Biedne te kotki.
Łańcuch pokanmowy czasem jest straszny
Ale zwierzeta na prawdę są genialne!!! Kiedy mój tata był mały mieszkała na wsi. Była tam taka kocica. któregoś dna się okociła i przyniosła luzom pokazać swoje dzieciaczki. Ale było to syjamskie rodzeństwo. Trzy kotki były złączone chyba brzuszkami i jeszcze dwa były połączone, ale nie pamietam w ktorym miejscu.
Biedactwa malutkie.
Mój dziadek powiedział że kociaki zdechnom. I chciał je odrazu utopiś
ale mój tata nie dał. Na wsi jak to na wsi nikt nie chciał iść dio weta i operwać maleństw.

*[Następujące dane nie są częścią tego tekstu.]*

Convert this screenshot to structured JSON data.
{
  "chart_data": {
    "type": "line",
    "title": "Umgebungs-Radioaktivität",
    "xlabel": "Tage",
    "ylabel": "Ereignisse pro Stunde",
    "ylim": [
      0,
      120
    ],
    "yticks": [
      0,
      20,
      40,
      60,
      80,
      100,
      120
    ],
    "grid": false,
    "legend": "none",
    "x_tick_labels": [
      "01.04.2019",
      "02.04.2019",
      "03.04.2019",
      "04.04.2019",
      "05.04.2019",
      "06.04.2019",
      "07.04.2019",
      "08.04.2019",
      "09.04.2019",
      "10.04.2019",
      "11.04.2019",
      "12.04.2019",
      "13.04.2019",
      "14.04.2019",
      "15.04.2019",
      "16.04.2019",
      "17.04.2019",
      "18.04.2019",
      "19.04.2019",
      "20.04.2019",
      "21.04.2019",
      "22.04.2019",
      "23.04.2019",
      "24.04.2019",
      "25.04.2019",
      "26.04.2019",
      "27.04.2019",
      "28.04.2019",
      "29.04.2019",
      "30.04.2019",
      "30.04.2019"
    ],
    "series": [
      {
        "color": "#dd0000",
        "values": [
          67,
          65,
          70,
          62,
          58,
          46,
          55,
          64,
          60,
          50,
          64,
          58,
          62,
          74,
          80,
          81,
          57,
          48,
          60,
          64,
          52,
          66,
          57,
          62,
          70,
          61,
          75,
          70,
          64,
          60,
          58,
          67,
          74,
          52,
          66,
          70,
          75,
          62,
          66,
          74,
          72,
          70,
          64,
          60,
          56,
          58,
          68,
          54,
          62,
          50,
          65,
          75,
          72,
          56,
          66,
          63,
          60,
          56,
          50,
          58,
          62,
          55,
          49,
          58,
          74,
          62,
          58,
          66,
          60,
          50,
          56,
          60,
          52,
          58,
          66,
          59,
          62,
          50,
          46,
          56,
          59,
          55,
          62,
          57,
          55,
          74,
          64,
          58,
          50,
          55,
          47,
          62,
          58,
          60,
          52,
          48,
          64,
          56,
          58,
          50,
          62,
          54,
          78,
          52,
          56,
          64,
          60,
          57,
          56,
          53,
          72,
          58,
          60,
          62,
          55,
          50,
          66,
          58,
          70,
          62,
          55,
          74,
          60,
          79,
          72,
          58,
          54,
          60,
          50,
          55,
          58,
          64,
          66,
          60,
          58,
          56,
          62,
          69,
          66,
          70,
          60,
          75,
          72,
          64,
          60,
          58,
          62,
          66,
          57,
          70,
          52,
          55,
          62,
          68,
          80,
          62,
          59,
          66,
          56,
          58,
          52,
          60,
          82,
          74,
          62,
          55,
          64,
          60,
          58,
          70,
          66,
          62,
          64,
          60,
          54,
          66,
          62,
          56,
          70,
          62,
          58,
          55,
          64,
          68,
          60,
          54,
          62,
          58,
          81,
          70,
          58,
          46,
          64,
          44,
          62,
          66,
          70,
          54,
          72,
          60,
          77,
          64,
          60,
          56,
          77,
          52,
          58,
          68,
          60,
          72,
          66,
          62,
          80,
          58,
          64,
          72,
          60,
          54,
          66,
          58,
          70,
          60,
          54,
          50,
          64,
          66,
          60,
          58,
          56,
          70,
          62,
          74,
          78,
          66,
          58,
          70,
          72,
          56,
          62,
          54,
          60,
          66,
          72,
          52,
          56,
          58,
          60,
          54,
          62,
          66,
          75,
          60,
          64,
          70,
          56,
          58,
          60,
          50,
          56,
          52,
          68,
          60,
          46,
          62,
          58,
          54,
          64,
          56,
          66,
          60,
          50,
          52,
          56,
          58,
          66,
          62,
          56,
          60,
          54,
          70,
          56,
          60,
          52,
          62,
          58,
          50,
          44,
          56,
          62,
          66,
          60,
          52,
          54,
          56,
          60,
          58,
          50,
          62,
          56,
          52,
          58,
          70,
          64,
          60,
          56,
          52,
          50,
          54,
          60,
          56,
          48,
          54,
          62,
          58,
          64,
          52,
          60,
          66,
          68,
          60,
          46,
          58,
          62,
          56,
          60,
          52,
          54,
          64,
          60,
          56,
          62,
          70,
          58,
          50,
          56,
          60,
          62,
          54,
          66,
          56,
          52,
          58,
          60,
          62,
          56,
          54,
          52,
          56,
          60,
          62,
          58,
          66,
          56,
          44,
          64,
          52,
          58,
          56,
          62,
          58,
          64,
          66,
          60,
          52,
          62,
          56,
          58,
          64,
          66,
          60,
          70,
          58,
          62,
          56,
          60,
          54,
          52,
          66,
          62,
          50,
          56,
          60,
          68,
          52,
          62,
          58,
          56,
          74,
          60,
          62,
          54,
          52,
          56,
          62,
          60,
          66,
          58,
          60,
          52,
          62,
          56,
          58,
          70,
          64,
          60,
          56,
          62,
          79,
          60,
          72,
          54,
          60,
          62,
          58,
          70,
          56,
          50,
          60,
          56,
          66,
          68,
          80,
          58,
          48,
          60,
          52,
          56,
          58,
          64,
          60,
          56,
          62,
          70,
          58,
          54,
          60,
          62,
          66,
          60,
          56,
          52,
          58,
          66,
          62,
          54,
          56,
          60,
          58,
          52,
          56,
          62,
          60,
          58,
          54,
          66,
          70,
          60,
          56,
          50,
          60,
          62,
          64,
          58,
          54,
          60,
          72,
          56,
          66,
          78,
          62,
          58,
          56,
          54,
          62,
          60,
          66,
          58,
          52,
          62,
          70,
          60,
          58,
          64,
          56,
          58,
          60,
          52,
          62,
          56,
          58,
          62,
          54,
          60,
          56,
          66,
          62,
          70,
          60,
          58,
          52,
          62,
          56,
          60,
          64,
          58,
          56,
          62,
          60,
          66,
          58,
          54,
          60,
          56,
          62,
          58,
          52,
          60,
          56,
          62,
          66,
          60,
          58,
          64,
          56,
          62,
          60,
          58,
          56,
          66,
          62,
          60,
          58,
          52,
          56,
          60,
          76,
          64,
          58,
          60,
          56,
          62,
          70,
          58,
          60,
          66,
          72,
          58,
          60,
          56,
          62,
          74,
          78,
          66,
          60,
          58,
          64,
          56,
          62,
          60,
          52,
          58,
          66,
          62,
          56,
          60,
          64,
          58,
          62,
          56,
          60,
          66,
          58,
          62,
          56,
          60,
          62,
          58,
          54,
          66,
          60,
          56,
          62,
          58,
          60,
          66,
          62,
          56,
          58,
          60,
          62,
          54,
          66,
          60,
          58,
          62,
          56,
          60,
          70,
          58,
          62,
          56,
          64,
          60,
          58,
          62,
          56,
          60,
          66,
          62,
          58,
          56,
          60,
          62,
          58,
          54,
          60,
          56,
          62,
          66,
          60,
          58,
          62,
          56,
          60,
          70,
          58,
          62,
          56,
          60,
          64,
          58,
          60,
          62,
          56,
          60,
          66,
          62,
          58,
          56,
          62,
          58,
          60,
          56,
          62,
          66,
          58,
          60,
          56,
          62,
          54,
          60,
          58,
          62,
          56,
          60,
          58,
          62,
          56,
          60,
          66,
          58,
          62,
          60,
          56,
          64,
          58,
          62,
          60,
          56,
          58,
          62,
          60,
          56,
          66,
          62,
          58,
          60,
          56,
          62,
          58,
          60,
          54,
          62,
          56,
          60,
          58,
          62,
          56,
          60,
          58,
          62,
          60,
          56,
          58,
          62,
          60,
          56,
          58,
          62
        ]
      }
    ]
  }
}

Mój tata ponieważ wiedział że kociaki i tak zdechnął postanowił...sam je zoperować. Wiem że to dziwne, ale on pomyślał tak: "I tak zginom więc sadysfakciom będzie dla mnie jeżeli przeżyje chodź jeden." No i je zoperował. Te dwa były tak zrosniete ze jeden mósiał zdechnąć. Tata nozykiem je przecinał. Strasznie się bal. Kotki mialczały a on je przecinal. Jeden umarł na miejscu. Drugi przezył
Wiem że to jest bardzo dziwne że 15 letni chłopak uratował koty operując je bez pomocy dorosłej osoby, ale to jet prawda!!! Naprawdę!!! Z pozostałych trzech przezyły dwa, a jeden umarł na miejscu, ale jesten z tych pozostalych zdechl chyba po ok. tygodniu.
No ale dwa koty tata uratował.
To na prawdę jest nieprawdopodobne, ale jest prawdą.